At bottom, collectives distrust all outsiders, because they are not based on truth and thus need to constantly repress all voices except the orthodox. The collective desires to replace all other agents as the focus of attention, and this is complicated by competing visions. For the school collectivists, a natural question is “Why should accountability to the collective stop at the school house doors?” If education is a socializing process orchestrated by experts to meet goals set by the Managers, how can parents be left out of the scheme? For those who accept utilitarian principles–which includes most collectivists–arguments about the rights of parents sound nonsensical, remnants of an old order that is rapidly fading into a new order.
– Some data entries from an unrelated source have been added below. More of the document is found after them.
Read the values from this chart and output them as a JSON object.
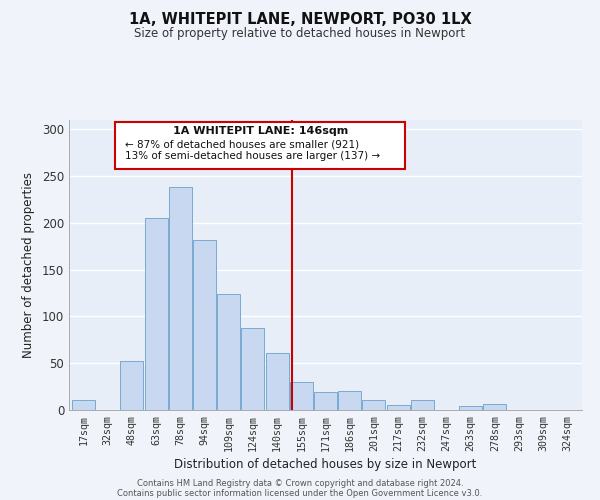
{
  "title": "1A, WHITEPIT LANE, NEWPORT, PO30 1LX",
  "subtitle": "Size of property relative to detached houses in Newport",
  "xlabel": "Distribution of detached houses by size in Newport",
  "ylabel": "Number of detached properties",
  "bar_color": "#c8d8f0",
  "bar_edge_color": "#7aaad0",
  "categories": [
    "17sqm",
    "32sqm",
    "48sqm",
    "63sqm",
    "78sqm",
    "94sqm",
    "109sqm",
    "124sqm",
    "140sqm",
    "155sqm",
    "171sqm",
    "186sqm",
    "201sqm",
    "217sqm",
    "232sqm",
    "247sqm",
    "263sqm",
    "278sqm",
    "293sqm",
    "309sqm",
    "324sqm"
  ],
  "values": [
    11,
    0,
    52,
    205,
    238,
    182,
    124,
    88,
    61,
    30,
    19,
    20,
    11,
    5,
    11,
    0,
    4,
    6,
    0,
    0,
    0
  ],
  "property_line_x": 8.6,
  "property_line_color": "#cc0000",
  "annotation_line1": "1A WHITEPIT LANE: 146sqm",
  "annotation_line2": "← 87% of detached houses are smaller (921)",
  "annotation_line3": "13% of semi-detached houses are larger (137) →",
  "ylim": [
    0,
    310
  ],
  "yticks": [
    0,
    50,
    100,
    150,
    200,
    250,
    300
  ],
  "footer1": "Contains HM Land Registry data © Crown copyright and database right 2024.",
  "footer2": "Contains public sector information licensed under the Open Government Licence v3.0.",
  "background_color": "#f0f4fa",
  "grid_color": "#ffffff",
  "plot_bg_color": "#e8eef8"
}
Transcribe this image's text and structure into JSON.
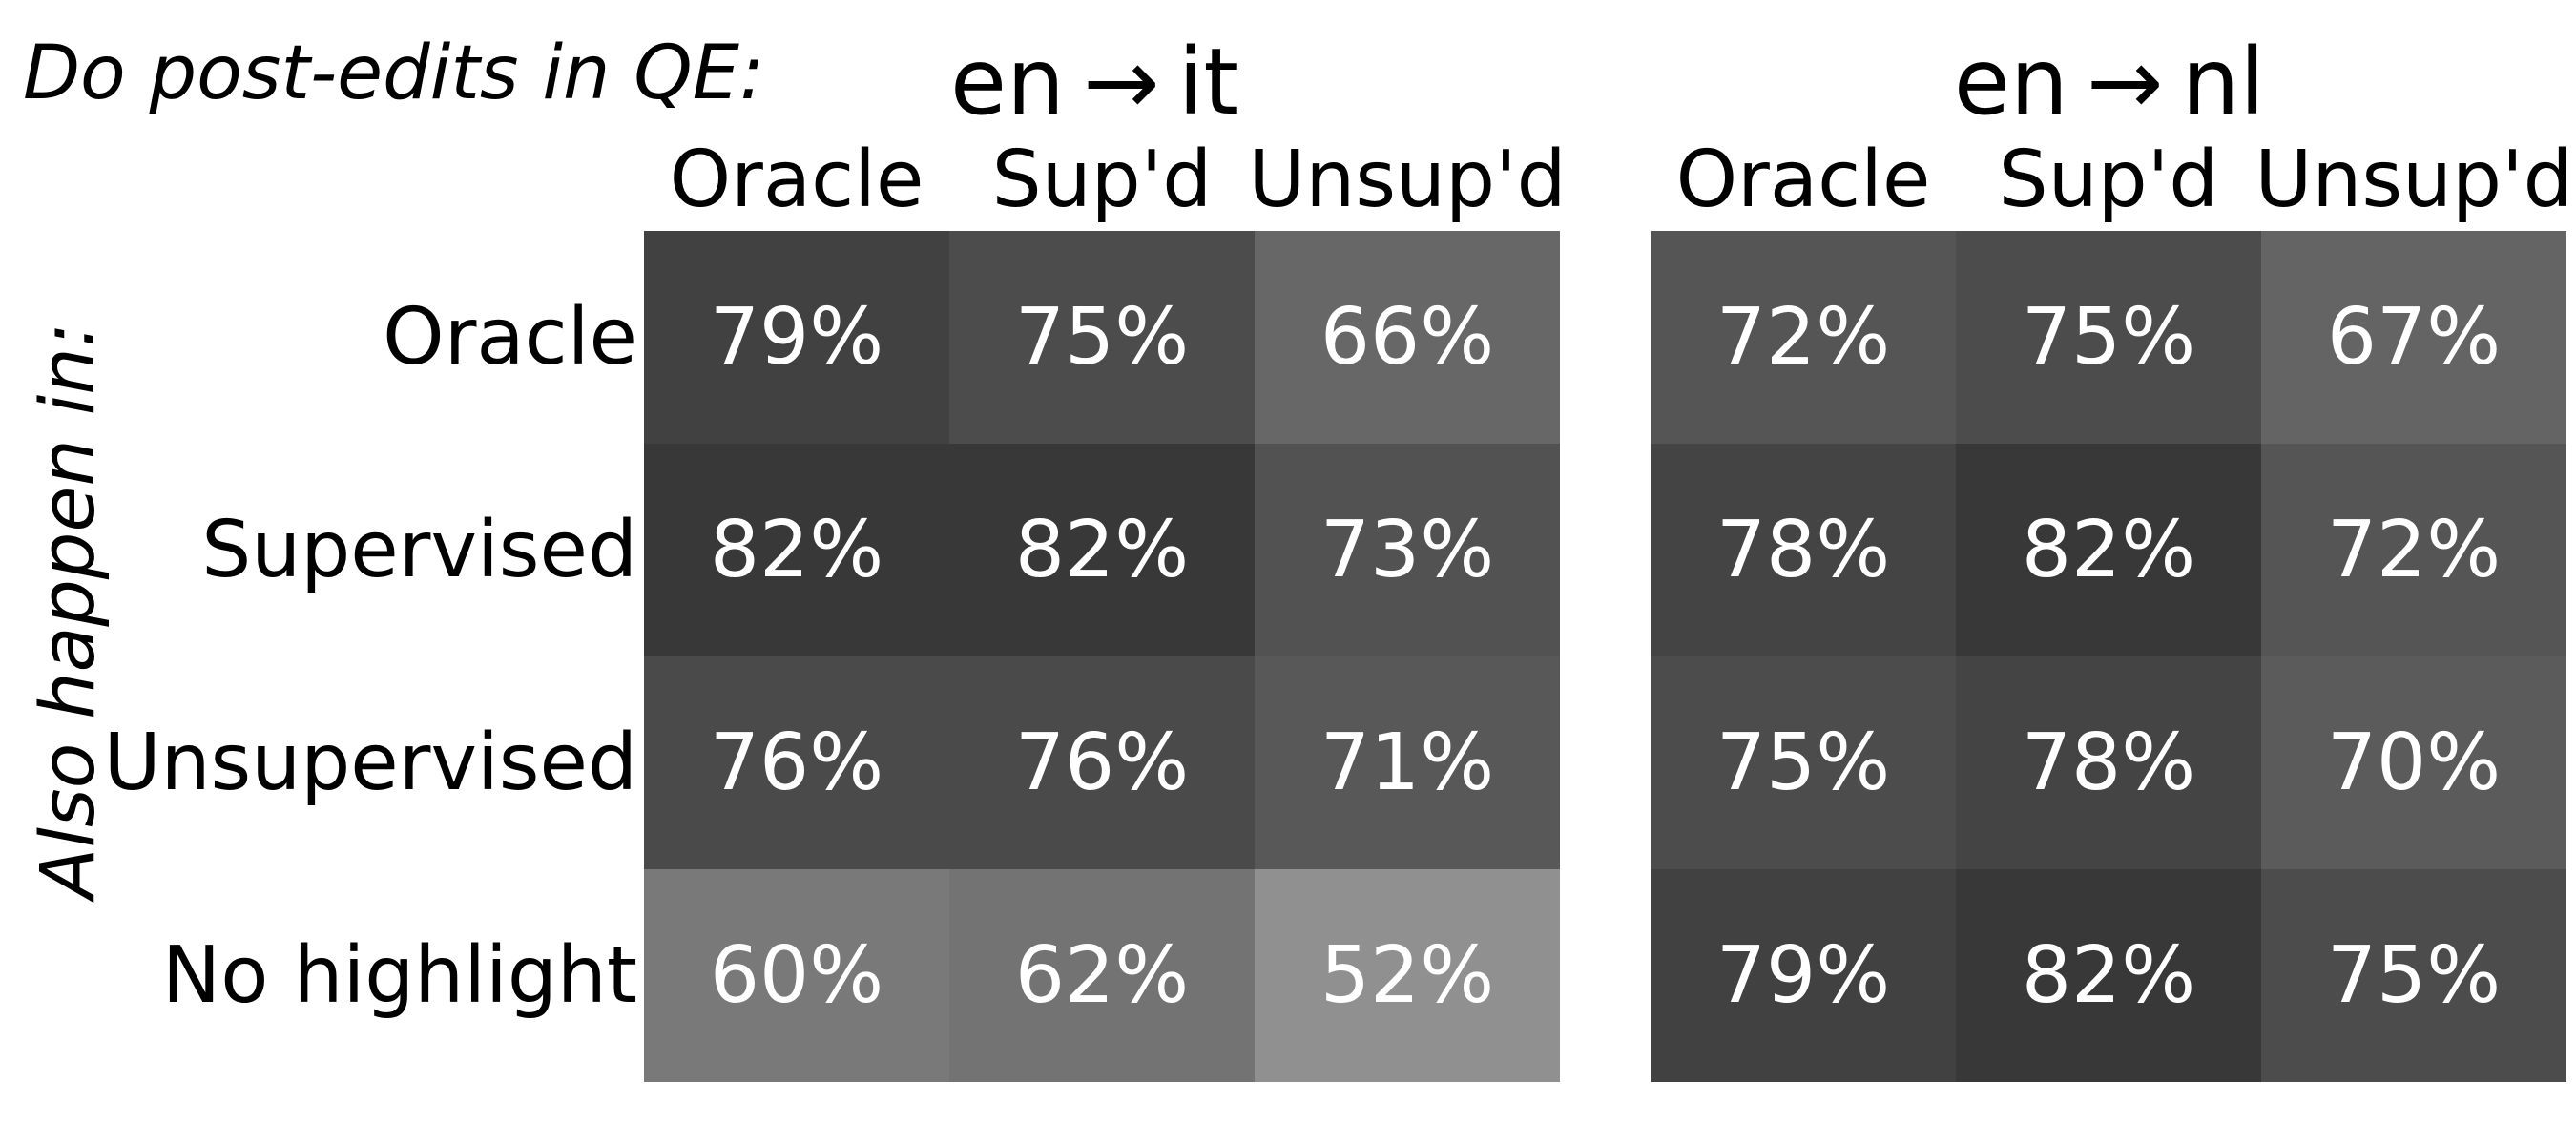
{
  "chart_data": {
    "type": "heatmap",
    "title": "Do post-edits in QE:",
    "ylabel": "Also happen in:",
    "row_labels": [
      "Oracle",
      "Supervised",
      "Unsupervised",
      "No highlight"
    ],
    "colormap": "greys",
    "panels": [
      {
        "title": "en → it",
        "columns": [
          "Oracle",
          "Sup'd",
          "Unsup'd"
        ],
        "values": [
          [
            79,
            75,
            66
          ],
          [
            82,
            82,
            73
          ],
          [
            76,
            76,
            71
          ],
          [
            60,
            62,
            52
          ]
        ],
        "labels": [
          [
            "79%",
            "75%",
            "66%"
          ],
          [
            "82%",
            "82%",
            "73%"
          ],
          [
            "76%",
            "76%",
            "71%"
          ],
          [
            "60%",
            "62%",
            "52%"
          ]
        ]
      },
      {
        "title": "en → nl",
        "columns": [
          "Oracle",
          "Sup'd",
          "Unsup'd"
        ],
        "values": [
          [
            72,
            75,
            67
          ],
          [
            78,
            82,
            72
          ],
          [
            75,
            78,
            70
          ],
          [
            79,
            82,
            75
          ]
        ],
        "labels": [
          [
            "72%",
            "75%",
            "67%"
          ],
          [
            "78%",
            "82%",
            "72%"
          ],
          [
            "75%",
            "78%",
            "70%"
          ],
          [
            "79%",
            "82%",
            "75%"
          ]
        ]
      }
    ]
  }
}
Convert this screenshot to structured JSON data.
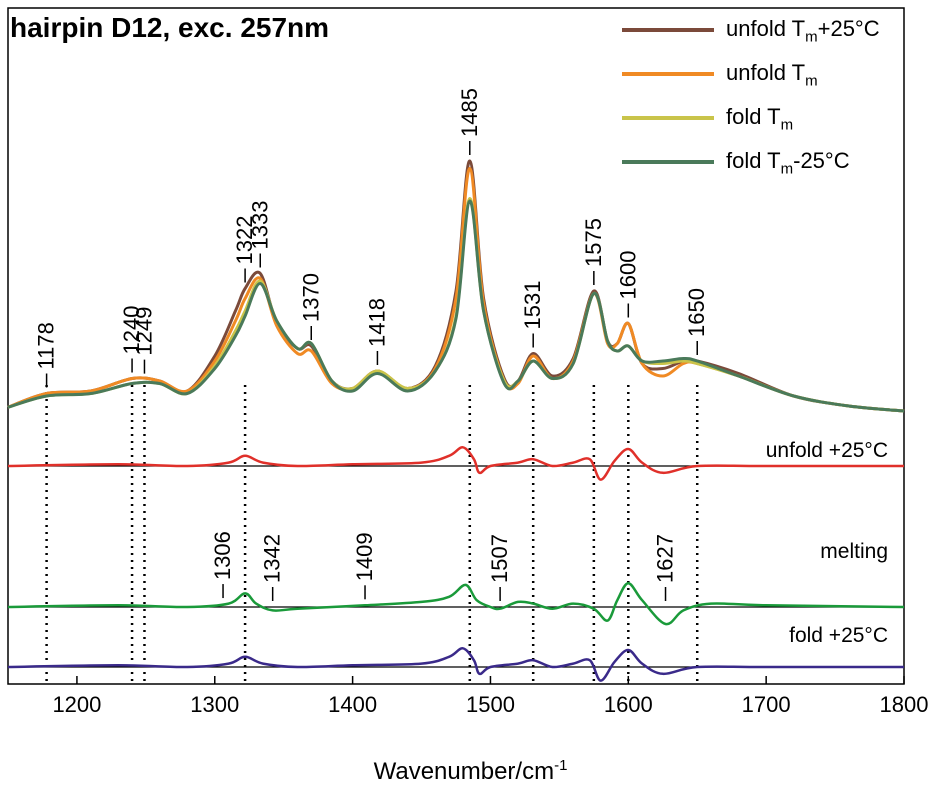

It’s only a matter of time before the accountability movement expands to hold parents accountable. It’s the sort of reversal that lies at the heart of ideology. Old schoolers believe the government, including its schools, is accountable to citizens. Many parents still think there is more to education than a global competition to eat each other’s lunches. Such a view springs from a poorly imagined economy, based on a simplistic Darwinian psychology, that imagines the economy as a competition one either wins or loses.

Fortunately, there are other ways to live. I love my garden, but I assume others in other places can also create wonderful gardens, and I hope they do. It doesn’t detract from mine at all, and the reality that they share my love for many things makes me happy. There are no real limits to the number of jobs we can have, or the amount of wealth we can create. We do not need to eat at others’ expense, and the highest and best use of schooling is not to engage in dog eat dog competition with the rest of the world.

I want each of my students to learn as much as he or she is willing to learn, without trammeling the freedom of each person–a freedom that has deep roots in the soul. I can entice and persuade, but I cannot coerce.

I want my students to contemplate what we know of love and of justice and of fear by considering many stories, both in fiction and in history. I want to them to think of that simple progression and what it means in the many, many places we have seen it: from fear to justice and from justice to love. I want to help them deepen and broaden their understanding of human flourishing, quite beyond the skills they need for the workplace–although I also believe that work will always be foundational to the good life, and that some knowledge and skill that are useful is central to life.

I want my students to love the places they live and the people they live with, and to come to better and better understanding of how those places work and who those people are. I want their sense of community to keep expanding, to include not just those who are here now but those who were once here, and those who are yet to come. I want them to think about how to live in ways that do not depend on the destruction of other places or the impoverishment of other people.

I’m having trouble seeing how the collectivists are much help with any of this. I prefer a world in which collectivists and teachers are both accountable to parents.